Learning Day 47: Computer vision before deep learning 1 — Image segmentation
Published in
2 min readJun 1, 2021
Image segmentation without DL
- Based on image’s grayscale, colour, texture and shape
- As compared to DL which depends on semantics (meanings of different areas of an image like background and objects)
1. Sectioning based on threshold
- Choose a valley of the image histogram and cut into half
2. Sectioning based on edge
- Find edges and try to connect the edge together
3. Sectioning based on regions
Region growing
- Starting from 1 point as a group, compare its grayscale value (or average value if there are multiple points in the group) with the surrounding.
- If the difference is smaller than a threshold, include the new point in the group.
Watershed Algorithm
- Convert image to grayscale and find gradients
- Convert edges to peaks and others to valleys
- Consider the similarity of the neighbouring pixels and slowly merge the valleys together
- It is like pouring water to the peaks and valleys and water level slowly raise to cover the valleys and only leave the peaks exposed
4. Sectioning based on graph theory
- Connect pixels in various ways and each connection, the edge, has a weight
- Find the optimal solution of a collection of points where the total weight is minimal
Graph Cuts
- 3 types of connections, all have weights:
- connection between pixels.
- connection of all pixels to a source node, S (foreground).
- connection of all pixels to a sink node, T (background).
- Minimise the energy E(A). The objective is to find the minimal E(A) where it contains a collections of points to make the cut
- R(A) is the penalty on labelling. If a pixel is more likely belonging to foreground (1) than background (0), R(1)<R(0)

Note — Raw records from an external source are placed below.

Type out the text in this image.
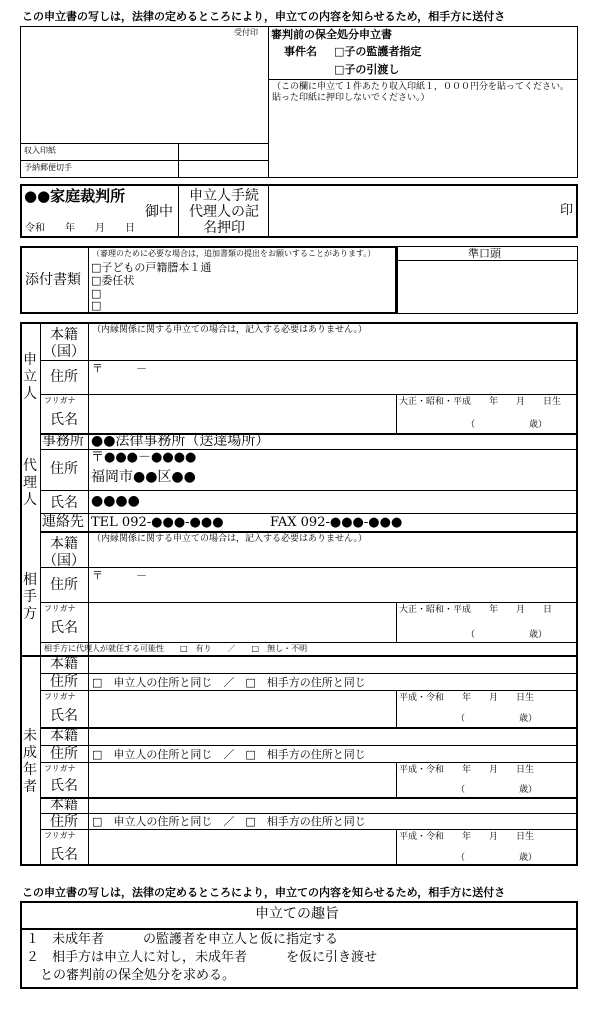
この申立書の写しは，法律の定めるところにより，申立ての内容を知らせるため，相手方に送付さ
受付印
収入印紙
予納郵便切手
審判前の保全処分申立書
事件名 □子の監護者指定
□子の引渡し
（この欄に申立て１件あたり収入印紙１，０００円分を貼ってください。貼った印紙に押印しないでください。）
●●家庭裁判所
御中
令和　　年　　月　　日
申立人手続代理人の記名押印
印
添付書類
（審理のために必要な場合は，追加書類の提出をお願いすることがあります。）
□子どもの戸籍謄本１通
□委任状
□
□
準口頭
申立人
本籍（国）
（内縁関係に関する申立ての場合は，記入する必要はありません。）
住所
〒　　　－
フリガナ
氏名
大正・昭和・平成　　年　　月　　日生
（　　　　　　歳）
代理人
事務所 ●●法律事務所（送達場所）
住所
〒●●●－●●●●
福岡市●●区●●
氏名 ●●●●
連絡先 TEL 092-●●●-●●●	FAX 092-●●●-●●●
相手方
本籍（国）
（内縁関係に関する申立ての場合は，記入する必要はありません。）
住所
〒　　　－
フリガナ
氏名
大正・昭和・平成　　年　　月　　日
（　　　　　　歳）
相手方に代理人が就任する可能性　　□　有り　　／　　□　無し・不明
未成年者
本籍
住所 □　申立人の住所と同じ　／　□　相手方の住所と同じ
フリガナ
氏名
平成・令和　　年　　月　　日生
（　　　　　　歳）
本籍
住所 □　申立人の住所と同じ　／　□　相手方の住所と同じ
フリガナ
氏名
平成・令和　　年　　月　　日生
（　　　　　　歳）
本籍
住所 □　申立人の住所と同じ　／　□　相手方の住所と同じ
フリガナ
氏名
平成・令和　　年　　月　　日生
（　　　　　　歳）
この申立書の写しは，法律の定めるところにより，申立ての内容を知らせるため，相手方に送付さ
申立ての趣旨
１　未成年者　　　の監護者を申立人と仮に指定する
２　相手方は申立人に対し，未成年者　　　を仮に引き渡せ
との審判前の保全処分を求める。
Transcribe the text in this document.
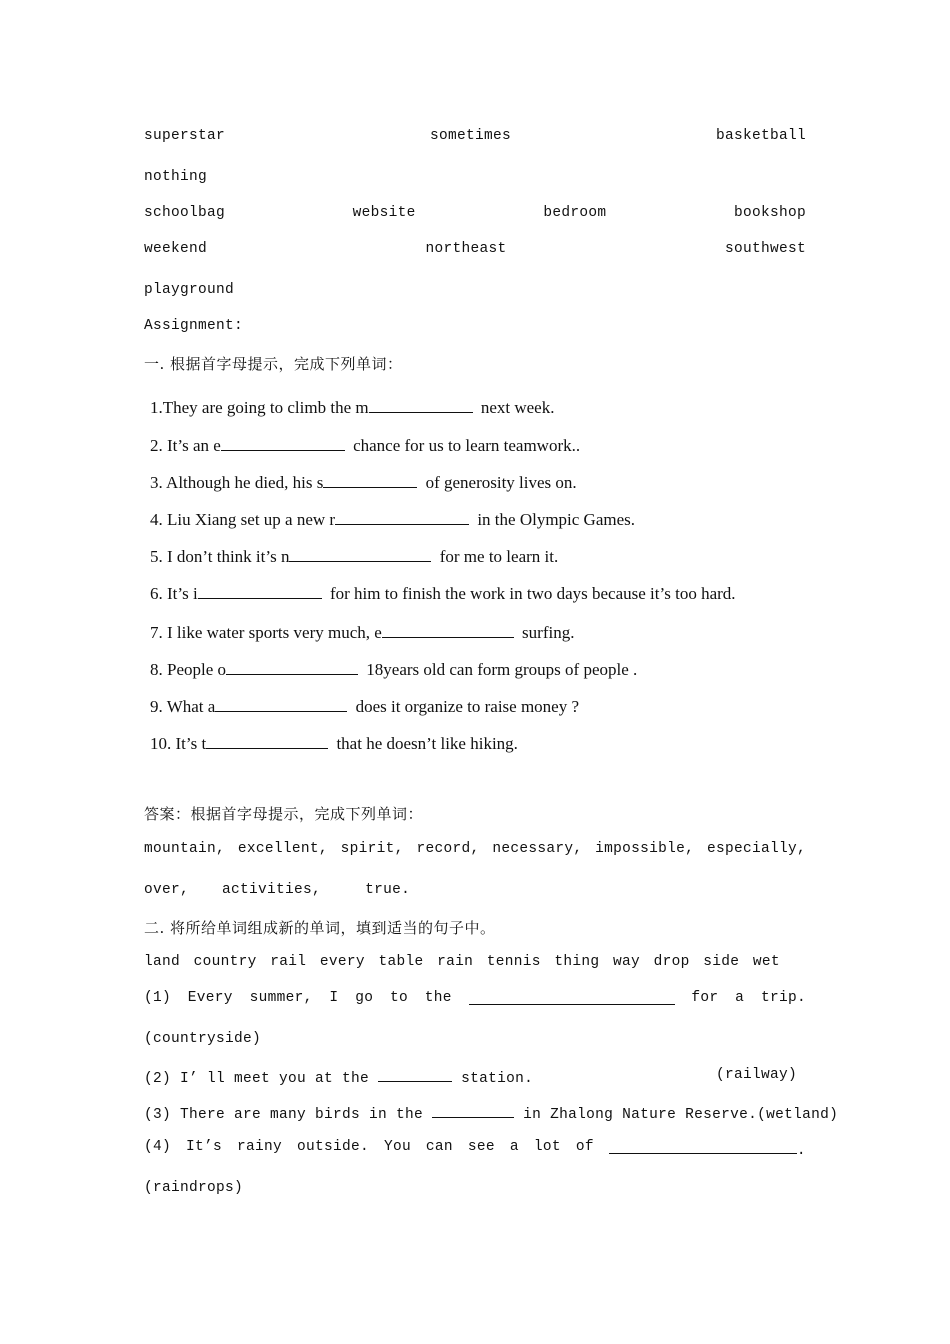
superstar	sometimes	basketball
nothing
schoolbag	website	bedroom	bookshop
weekend	northeast	southwest
playground
Assignment:
一. 根据首字母提示，完成下列单词：
1.They are going to climb the m	next week.
2. It’s an e	chance for us to learn teamwork..
3. Although he died, his s	of generosity lives on.
4. Liu Xiang set up a new r	in the Olympic Games.
5. I don’t think it’s n	for me to learn it.
6. It’s i	for him to finish the work in two days because it’s too hard.
7. I like water sports very much, e	surfing.
8. People o	18years old can form groups of people .
9. What a	does it organize to raise money ?
10. It’s t	that he doesn’t like hiking.
答案：根据首字母提示，完成下列单词：
mountain, excellent, spirit, record, necessary, impossible, especially,
over, activities,	true.
二. 将所给单词组成新的单词，填到适当的句子中。
land country rail every table rain tennis thing way drop side wet
(1) Every summer, I go to the	for a trip.
(countryside)
(2) I’ ll meet you at the	station.	(railway)
(3) There are many birds in the	in Zhalong Nature Reserve.(wetland)
(4) It’s rainy outside. You can see a lot of	.
(raindrops)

- B(A) is the penalty on dissimilarity of two pixels. Since we want to make a cut between dissimilar pixels: If two pixels are similar (eg. in terms of grayscale values), B(A) is big. Otherwise B(A) is small.
GrabCut
- Based on Graph Cuts.
- Combining GMM (Gaussian mixture models) and K-means
- GMM: assumes that the pixel distribution is a combination of more-than-1 gaussian models
- K-means for grouping/clustering
- Steps:
- draw a bounding box to highlight the foreground roughly.
- From this step, it gets the pixel profiles for both foreground and background
2. Use k-means (eg. k=5) to cluster pixels to foreground and background and use Graph Cuts for cutting. This process is done iteratively.